Ale przecież to napisałem. Piłkarzem był wielkim, człowiekiem okazał się słabym. Takie życie. Tak samo Lato. Jako piłkarzowi należy mu się miejsce w panteonie największych naszych sportowców w historii. Jako prezes jest bardziej do dupy niż swego Listkiewicz, Dziurowicz i Górski razem wzięci.

Miwik88
Miwik88: poza tym nie chce porównywać Deyny z Bońkiem,Lata czy innymi... Mistrzów się nie porównuje i każdy miał swój styl i charakter na to by zapisać się w pamięci piłki nożnej.
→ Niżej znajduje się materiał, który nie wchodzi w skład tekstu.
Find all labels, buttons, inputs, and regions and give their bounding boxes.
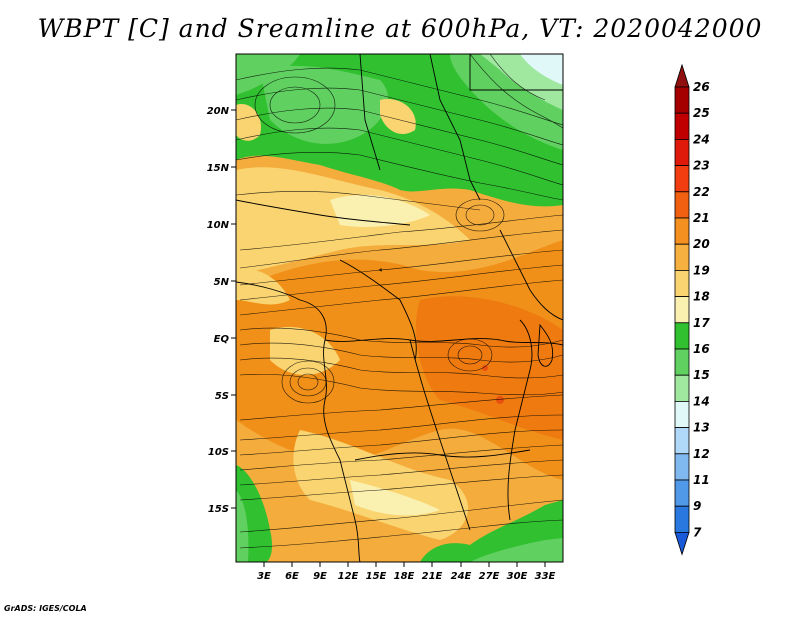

Tylko, że ten temat z samego założenia polega na porównaniu zawodników i wybraniu tego który w subiektywnym odczuciu jest "naj" ;)

Miwik88
Miwik88: Deyna nie żyje już 20 lat i jakoś pamięć o nim nie zagineła

Tak samo jak o Szarmachu, Gorgoniu, czy Domarskim, którzy też byli członkami tamtej ekipy. Nie ma się co oszukiwać. Nazwiska medalistów z 1974 czy 1982 roku będą pamiętane dopóki żyją świadkowie tamtych wydarzeń.
DarekLosu
DarekLosu
  29 grudnia 2009

Oczywiście Deyna, a po nim Boniek. Jedyni Polacy którzy byli w pierwszej 3 w wyborach laureta Złotej Piłki.

Dyskusja na ten temat została zakończona lub też od 30 dni nikt nie brał udziału w dyskusji w tym wątku.